# Netflix Data Analysis

In [None]:
import pandas as pd
import matplotlib.pyplot as plt
import seaborn as sns

In [None]:
df = pd.read_csv(r"netflix_movies.csv")

In [None]:
df

In [None]:
df.info()

In [None]:
df.shape

In [None]:
df.head(5)

In [None]:
df.columns

In [None]:
df['type'].value_counts()

In [None]:
df['country'].value_counts().head(5)

In [None]:
df.sort_values(by = 'release_year').head(5)

In [None]:
bollywood = df[df['country']=='India']
bollywood

In [None]:
bollywood['director'].value_counts().head(1)

In [None]:
df.isnull().sum()

In [None]:
df['director']= df['director'].fillna('Unknown')

In [None]:
df

In [None]:
df.isnull().sum()

In [None]:
df['date_added'] = pd.to_datetime(df['date_added'].str.strip())
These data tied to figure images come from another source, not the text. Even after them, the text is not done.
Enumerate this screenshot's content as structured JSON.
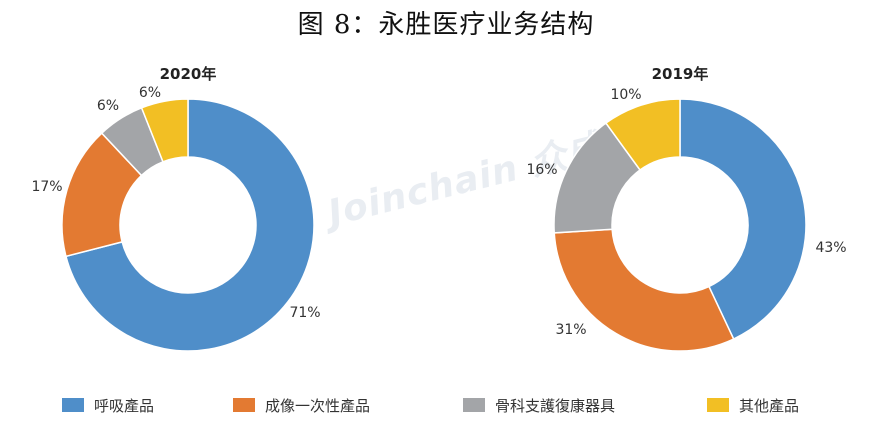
{
  "page": {
    "title": "图 8：永胜医疗业务结构"
  },
  "watermark": {
    "text": "Joinchain 众成"
  },
  "colors": {
    "respiratory": "#4f8ec9",
    "imaging": "#e37a32",
    "orthopedic": "#a3a5a8",
    "other": "#f2bf24"
  },
  "legend": [
    {
      "label": "呼吸產品",
      "color_key": "respiratory"
    },
    {
      "label": "成像一次性產品",
      "color_key": "imaging"
    },
    {
      "label": "骨科支護復康器具",
      "color_key": "orthopedic"
    },
    {
      "label": "其他產品",
      "color_key": "other"
    }
  ],
  "chart_data": [
    {
      "type": "pie",
      "style": "donut",
      "title": "2020年",
      "categories": [
        "呼吸產品",
        "成像一次性產品",
        "骨科支護復康器具",
        "其他產品"
      ],
      "values": [
        71,
        17,
        6,
        6
      ],
      "labels": [
        "71%",
        "17%",
        "6%",
        "6%"
      ],
      "colors": [
        "#4f8ec9",
        "#e37a32",
        "#a3a5a8",
        "#f2bf24"
      ]
    },
    {
      "type": "pie",
      "style": "donut",
      "title": "2019年",
      "categories": [
        "呼吸產品",
        "成像一次性產品",
        "骨科支護復康器具",
        "其他產品"
      ],
      "values": [
        43,
        31,
        16,
        10
      ],
      "labels": [
        "43%",
        "31%",
        "16%",
        "10%"
      ],
      "colors": [
        "#4f8ec9",
        "#e37a32",
        "#a3a5a8",
        "#f2bf24"
      ]
    }
  ]
}
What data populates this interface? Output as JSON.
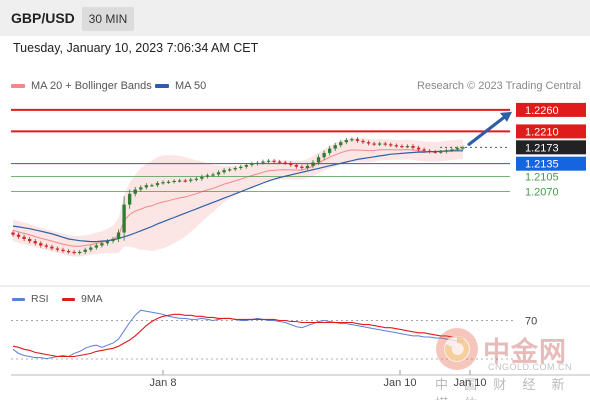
{
  "header": {
    "pair": "GBP/USD",
    "timeframe": "30 MIN",
    "datetime": "Tuesday, January 10, 2023 7:06:34 AM CET"
  },
  "legend": {
    "bb_label": "MA 20 + Bollinger Bands",
    "ma50_label": "MA 50",
    "credit": "Research © 2023 Trading Central"
  },
  "rsi_legend": {
    "rsi_label": "RSI",
    "ma_label": "9MA"
  },
  "watermark": {
    "name": "中金网",
    "url": "CNGOLD.COM.CN",
    "sub": "中 国 财 经 新 媒 体"
  },
  "colors": {
    "resistance": "#e01b1b",
    "support": "#4a9a4a",
    "ma50": "#2d5fa8",
    "bollinger": "#f08a8a",
    "pivot": "#1565e0",
    "current": "#222222",
    "bull_candle": "#2e7d32",
    "bear_candle": "#c62828",
    "rsi": "#5b7fd6",
    "rsi_ma": "#e01b1b"
  },
  "chart_data": {
    "type": "candlestick",
    "instrument": "GBP/USD",
    "ylim": [
      1.186,
      1.229
    ],
    "x_tick_labels": [
      "Jan 8",
      "Jan 10",
      "Jan 10"
    ],
    "levels": [
      {
        "value": 1.226,
        "label": "1.2260",
        "kind": "resistance",
        "style": "solid-bold"
      },
      {
        "value": 1.221,
        "label": "1.2210",
        "kind": "resistance",
        "style": "solid-bold"
      },
      {
        "value": 1.2173,
        "label": "1.2173",
        "kind": "current",
        "style": "dotted"
      },
      {
        "value": 1.2135,
        "label": "1.2135",
        "kind": "pivot",
        "style": "solid"
      },
      {
        "value": 1.2105,
        "label": "1.2105",
        "kind": "support",
        "style": "solid"
      },
      {
        "value": 1.207,
        "label": "1.2070",
        "kind": "support",
        "style": "solid"
      }
    ],
    "closes": [
      1.197,
      1.1965,
      1.196,
      1.1955,
      1.195,
      1.1945,
      1.1942,
      1.1938,
      1.1935,
      1.1932,
      1.193,
      1.1928,
      1.193,
      1.1935,
      1.194,
      1.1945,
      1.195,
      1.1955,
      1.196,
      1.1975,
      1.204,
      1.2065,
      1.2075,
      1.208,
      1.2085,
      1.2085,
      1.209,
      1.2092,
      1.2093,
      1.2095,
      1.2096,
      1.2095,
      1.2098,
      1.21,
      1.2105,
      1.2108,
      1.211,
      1.2115,
      1.212,
      1.2122,
      1.2125,
      1.2128,
      1.2132,
      1.2135,
      1.2137,
      1.214,
      1.2142,
      1.214,
      1.2138,
      1.2136,
      1.2132,
      1.2128,
      1.2125,
      1.213,
      1.2138,
      1.215,
      1.216,
      1.217,
      1.2178,
      1.2185,
      1.219,
      1.2192,
      1.2188,
      1.2185,
      1.2182,
      1.218,
      1.2182,
      1.218,
      1.2178,
      1.2176,
      1.2175,
      1.2176,
      1.2172,
      1.2168,
      1.2165,
      1.2163,
      1.2162,
      1.2163,
      1.2166,
      1.2168,
      1.2171,
      1.2173
    ],
    "ma50": [
      1.199,
      1.1988,
      1.1986,
      1.1984,
      1.1981,
      1.1978,
      1.1975,
      1.1972,
      1.1968,
      1.1964,
      1.196,
      1.1958,
      1.1956,
      1.1955,
      1.1954,
      1.1954,
      1.1955,
      1.1956,
      1.1958,
      1.1961,
      1.1965,
      1.1969,
      1.1974,
      1.1979,
      1.1984,
      1.1989,
      1.1995,
      1.2,
      1.2005,
      1.201,
      1.2015,
      1.202,
      1.2025,
      1.203,
      1.2035,
      1.204,
      1.2045,
      1.205,
      1.2055,
      1.206,
      1.2065,
      1.207,
      1.2075,
      1.208,
      1.2085,
      1.209,
      1.2095,
      1.2099,
      1.2103,
      1.2106,
      1.2109,
      1.2112,
      1.2115,
      1.2118,
      1.2121,
      1.2124,
      1.2127,
      1.213,
      1.2133,
      1.2136,
      1.2139,
      1.2142,
      1.2145,
      1.2147,
      1.2149,
      1.2151,
      1.2153,
      1.2155,
      1.2157,
      1.2158,
      1.2159,
      1.216,
      1.2161,
      1.2162,
      1.2162,
      1.2163,
      1.2163,
      1.2164,
      1.2164,
      1.2165,
      1.2165,
      1.2165
    ],
    "bb_width": [
      0.0025,
      0.0025,
      0.0025,
      0.0025,
      0.0024,
      0.0024,
      0.0024,
      0.0024,
      0.0024,
      0.0024,
      0.0024,
      0.0024,
      0.0024,
      0.0024,
      0.0024,
      0.0025,
      0.0026,
      0.0028,
      0.0032,
      0.004,
      0.006,
      0.0075,
      0.0085,
      0.0095,
      0.01,
      0.0105,
      0.0108,
      0.0108,
      0.0106,
      0.0102,
      0.0098,
      0.0092,
      0.0085,
      0.0078,
      0.007,
      0.0062,
      0.0055,
      0.0048,
      0.0042,
      0.0038,
      0.0034,
      0.003,
      0.0028,
      0.0026,
      0.0024,
      0.0023,
      0.0022,
      0.0022,
      0.0022,
      0.0022,
      0.0022,
      0.0022,
      0.0022,
      0.0022,
      0.0023,
      0.0024,
      0.0025,
      0.0026,
      0.0027,
      0.0028,
      0.0028,
      0.0028,
      0.0028,
      0.0028,
      0.0027,
      0.0026,
      0.0025,
      0.0024,
      0.0024,
      0.0023,
      0.0023,
      0.0023,
      0.0023,
      0.0023,
      0.0023,
      0.0023,
      0.0023,
      0.0023,
      0.0023,
      0.0023,
      0.0023,
      0.0023
    ],
    "forecast_target": 1.226,
    "rsi": {
      "ylim": [
        20,
        85
      ],
      "level_label": "70",
      "level": 70,
      "values": [
        42,
        38,
        36,
        35,
        34,
        34,
        33,
        34,
        35,
        36,
        35,
        38,
        40,
        43,
        45,
        46,
        44,
        46,
        48,
        52,
        60,
        68,
        75,
        80,
        79,
        78,
        77,
        76,
        74,
        73,
        72,
        72,
        71,
        71,
        72,
        71,
        70,
        71,
        72,
        72,
        71,
        70,
        70,
        71,
        72,
        71,
        70,
        70,
        69,
        68,
        66,
        64,
        63,
        65,
        67,
        69,
        70,
        69,
        68,
        67,
        67,
        66,
        65,
        64,
        63,
        62,
        61,
        60,
        59,
        58,
        57,
        56,
        55,
        55,
        54,
        54,
        53,
        53,
        52,
        51,
        50,
        50
      ],
      "ma_values": [
        45,
        44,
        42,
        41,
        39,
        38,
        37,
        36,
        35,
        35,
        35,
        35,
        36,
        37,
        38,
        40,
        41,
        42,
        43,
        45,
        48,
        51,
        55,
        60,
        65,
        69,
        72,
        74,
        75,
        76,
        76,
        75,
        75,
        74,
        74,
        73,
        73,
        72,
        72,
        72,
        71,
        71,
        71,
        71,
        71,
        71,
        71,
        71,
        70,
        70,
        69,
        69,
        68,
        68,
        68,
        68,
        68,
        68,
        68,
        68,
        68,
        68,
        67,
        66,
        66,
        65,
        64,
        63,
        63,
        62,
        61,
        60,
        59,
        58,
        58,
        57,
        56,
        55,
        55,
        54,
        54,
        53
      ]
    }
  }
}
df['year_added']=df['date_added'].dt.year

df.head()

In [None]:
movies_by_year = df['year_added'].value_counts().sort_index()
movies_by_year.plot(kind='line', marker='o', color='red')

plt.title('Netflix new Content Pace')
plt.xlabel('Year')
plt.ylabel('Added Movies/TVShows')
plt.savefig('netflix_content_pace.png', dpi=300, bbox_inches='tight')
plt.show()

In [None]:
errors_rating = df['rating'].str.contains('min', na=False)
print(errors_rating.sum())

In [None]:
df.loc[errors_rating,'duration'] = df.loc[errors_rating,'rating']

df.loc[errors_rating,'rating'] = None

display(df.loc[errors_rating, ['title', 'rating', 'duration']].head())

In [None]:
order_list = df['rating'].value_counts().index
order_list

In [None]:
plt.figure(figsize=(12,6))
plt.title('Ratings on Netflix')
sns.countplot(data=df, x='rating',order=order_list)
plt.savefig('netflix_ratings.png', dpi=300, bbox_inches='tight')

In [None]:
df['listed_in'].value_counts().head(10)

In [None]:
types = df['listed_in'].str.split(', ')

types_lone = types.explode()

top_types = types_lone.value_counts().head(10)
print(top_types)

In [None]:
sns.barplot(x=top_types.values, y=top_types.index)
plt.title('Top Netflix Types')
plt.xlabel('Quantity')
plt.ylabel('Types')
plt.savefig('netflix_top.png', dpi=300, bbox_inches='tight')
plt.show()

In [None]:
films = df[df['type']=='Movie'].copy()

films['duration'] = films['duration'].str.replace(' min','')

films['duration'] = films['duration'].astype(float)

sns.histplot(films['duration'], bins=30, kde=True)

plt.title('How long are the Movies on Netflix?')
plt.xlabel('Duration(mins)')
plt.ylabel('Movie count')
plt.savefig('netflix_movie_duration.png', dpi=300, bbox_inches='tight')
plt.show()

In [None]:
print('Average Movie Duration on Netflix: ', films['duration'].mean().round(2))